I would imagine that numbers greater or equal than 0.8 but less than 1.0 selects the third element.

In other terms:

x is a random number between 0 and 1

if 0.0 >= x < 0.2 : Item 1

if 0.2 >= x < 0.8 : Item 2

if 0.8 >= x < 1.0 : Item 3

Answer 14

I am going to improve on https://stackoverflow.com/users/626341/masciugo answer.

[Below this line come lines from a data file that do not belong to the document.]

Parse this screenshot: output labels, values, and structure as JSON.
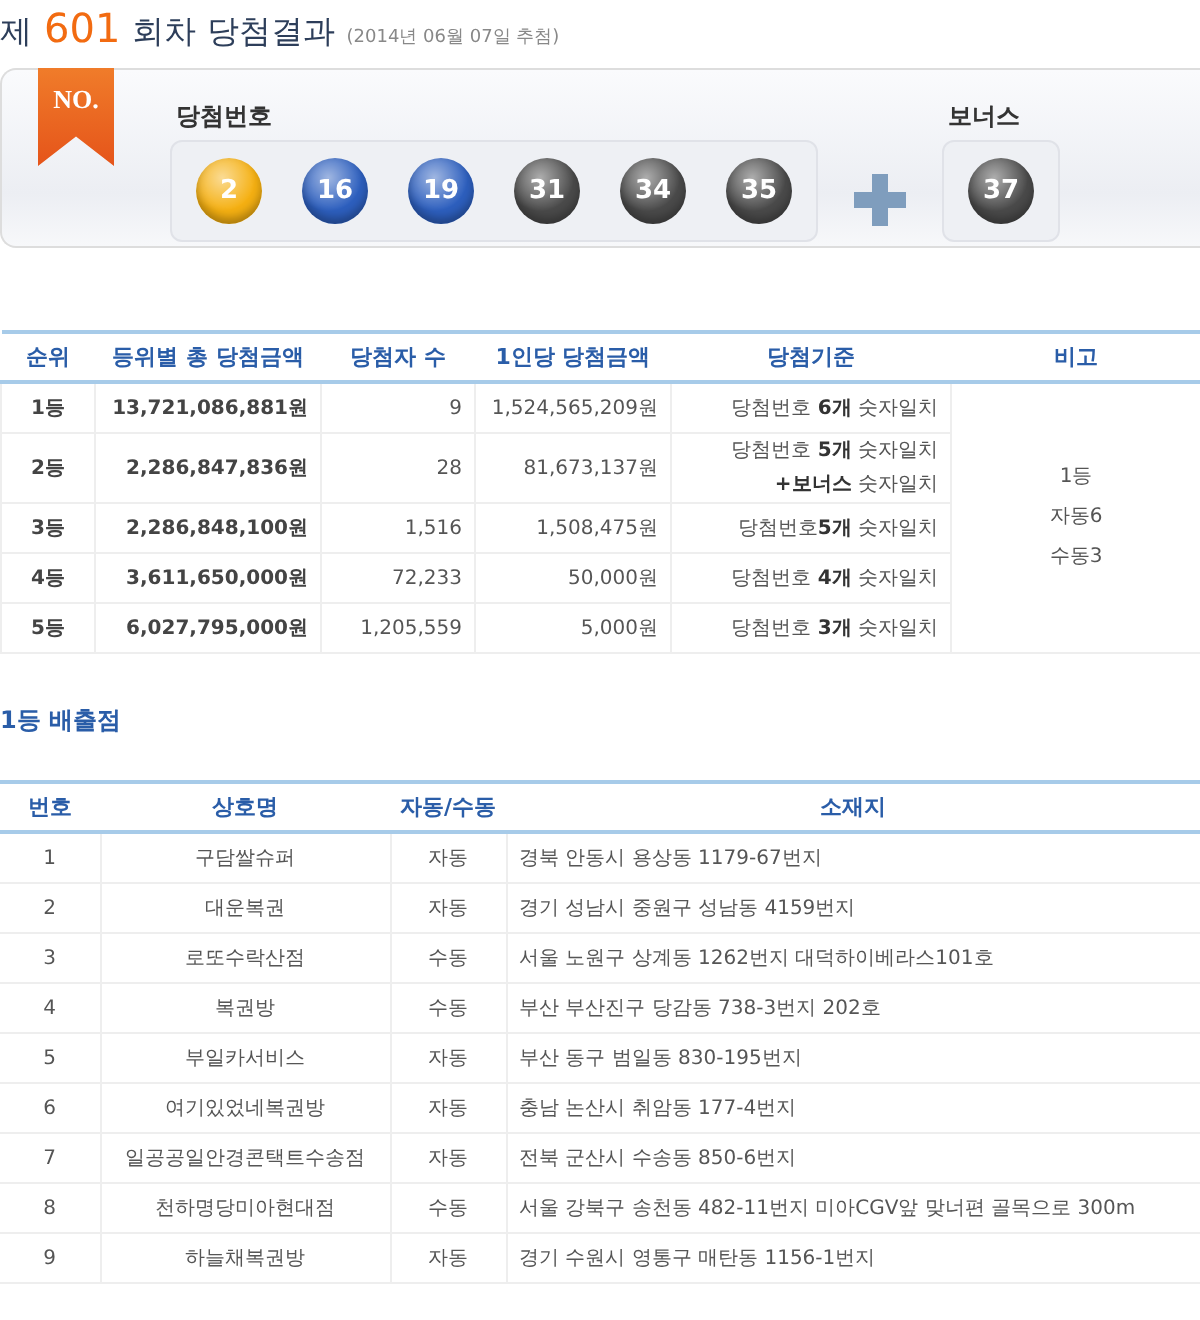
{
  "heading": {
    "prefix": "제",
    "round": "601",
    "suffix": "회차 당첨결과",
    "date": "(2014년 06월 07일 추첨)"
  },
  "draw_panel": {
    "badge": "NO.",
    "numbers_label": "당첨번호",
    "bonus_label": "보너스",
    "numbers": [
      {
        "number": "2",
        "color": "#f5b012"
      },
      {
        "number": "16",
        "color": "#2d5fbe"
      },
      {
        "number": "19",
        "color": "#2d5fbe"
      },
      {
        "number": "31",
        "color": "#4a4a4a"
      },
      {
        "number": "34",
        "color": "#4a4a4a"
      },
      {
        "number": "35",
        "color": "#4a4a4a"
      }
    ],
    "bonus": {
      "number": "37",
      "color": "#4a4a4a"
    }
  },
  "prize_table": {
    "columns": [
      "순위",
      "등위별 총 당첨금액",
      "당첨자 수",
      "1인당 당첨금액",
      "당첨기준",
      "비고"
    ],
    "rows": [
      {
        "rank": "1등",
        "total": "13,721,086,881원",
        "winners": "9",
        "per_person": "1,524,565,209원",
        "criteria": [
          "당첨번호 **6개** 숫자일치"
        ]
      },
      {
        "rank": "2등",
        "total": "2,286,847,836원",
        "winners": "28",
        "per_person": "81,673,137원",
        "criteria": [
          "당첨번호 **5개** 숫자일치",
          "**+보너스** 숫자일치"
        ]
      },
      {
        "rank": "3등",
        "total": "2,286,848,100원",
        "winners": "1,516",
        "per_person": "1,508,475원",
        "criteria": [
          "당첨번호**5개** 숫자일치"
        ]
      },
      {
        "rank": "4등",
        "total": "3,611,650,000원",
        "winners": "72,233",
        "per_person": "50,000원",
        "criteria": [
          "당첨번호 **4개** 숫자일치"
        ]
      },
      {
        "rank": "5등",
        "total": "6,027,795,000원",
        "winners": "1,205,559",
        "per_person": "5,000원",
        "criteria": [
          "당첨번호 **3개** 숫자일치"
        ]
      }
    ],
    "note": [
      "1등",
      "자동6",
      "수동3"
    ]
  },
  "stores_title": "1등 배출점",
  "stores_table": {
    "columns": [
      "번호",
      "상호명",
      "자동/수동",
      "소재지"
    ],
    "rows": [
      [
        "1",
        "구담쌀슈퍼",
        "자동",
        "경북 안동시 용상동 1179-67번지"
      ],
      [
        "2",
        "대운복권",
        "자동",
        "경기 성남시 중원구 성남동 4159번지"
      ],
      [
        "3",
        "로또수락산점",
        "수동",
        "서울 노원구 상계동 1262번지 대덕하이베라스101호"
      ],
      [
        "4",
        "복권방",
        "수동",
        "부산 부산진구 당감동 738-3번지 202호"
      ],
      [
        "5",
        "부일카서비스",
        "자동",
        "부산 동구 범일동 830-195번지"
      ],
      [
        "6",
        "여기있었네복권방",
        "자동",
        "충남 논산시 취암동 177-4번지"
      ],
      [
        "7",
        "일공공일안경콘택트수송점",
        "자동",
        "전북 군산시 수송동 850-6번지"
      ],
      [
        "8",
        "천하명당미아현대점",
        "수동",
        "서울 강북구 송천동 482-11번지 미아CGV앞 맞너편 골목으로 300m"
      ],
      [
        "9",
        "하늘채복권방",
        "자동",
        "경기 수원시 영통구 매탄동 1156-1번지"
      ]
    ]
  }
}
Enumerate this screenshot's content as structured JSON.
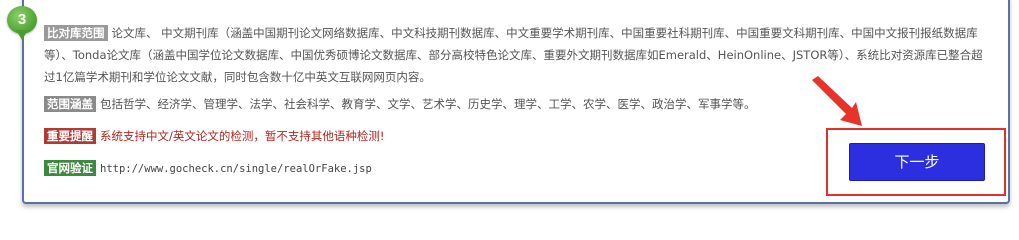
{
  "step": {
    "number": "3"
  },
  "scope": {
    "tag": "比对库范围",
    "text": "论文库、 中文期刊库（涵盖中国期刊论文网络数据库、中文科技期刊数据库、中文重要学术期刊库、中国重要社科期刊库、中国重要文科期刊库、中国中文报刊报纸数据库等）、Tonda论文库（涵盖中国学位论文数据库、中国优秀硕博论文数据库、部分高校特色论文库、重要外文期刊数据库如Emerald、HeinOnline、JSTOR等）、系统比对资源库已整合超过1亿篇学术期刊和学位论文文献，同时包含数十亿中英文互联网网页内容。"
  },
  "coverage": {
    "tag": "范围涵盖",
    "text": "包括哲学、经济学、管理学、法学、社会科学、教育学、文学、艺术学、历史学、理学、工学、农学、医学、政治学、军事学等。"
  },
  "notice": {
    "tag": "重要提醒",
    "text": "系统支持中文/英文论文的检测，暂不支持其他语种检测!"
  },
  "verify": {
    "tag": "官网验证",
    "url": "http://www.gocheck.cn/single/realOrFake.jsp"
  },
  "next_button": {
    "label": "下一步"
  },
  "colors": {
    "button": "#2b2fe0",
    "highlight": "#e0312a",
    "badge": "#54a83a"
  }
}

Basically you make one big array where the number of times an element shows up is proportional to the weight.

It has some drawbacks.

1. The weight might not be integer. Imagine element 1 has probability of pi and element 2 has probability of 1-pi. How do you divide that? Or imagine if there are hundreds of such elements.
2. The array created can be very big. Imagine if least common multiplier is 1 million, then we will need an array of 1 million element in the array we want to pick.

To counter that, this is what you do.

Create such array, but only insert an element randomly. The probability that an element is inserted is proportional the the weight.

Then select random element from usual.

So if there are 3 elements with various weight, you simply pick an element from an array of 1-3 elements.

Problems may arise if the constructed element is empty. That is it just happens that no elements show up in the array because their dice roll differently.

In which case, I propose that the probability an element is inserted is p(inserted)=wi/wmax.

That way, one element, namely the one that has the highest probability, will be inserted. The other elements will be inserted by the relative probability.

Say we have 2 objects.

element 1 shows up .20% of the time. element 2 shows up .40% of the time and has the highest probability.

In thearray, element 2 will show up all the time. Element 1 will show up half the time.

So element 2 will be called 2 times as many as element 1. For generality all other elements will be called proportional to their weight. Also the sum of all their probability are 1 because the array will always have at least 1 element.

Answer 15

I wrote an implementation in C#:

https://github.com/cdanek/KaimiraWeightedList

O(1) gets (fast!), O(n) recalculates, O(n) memory use.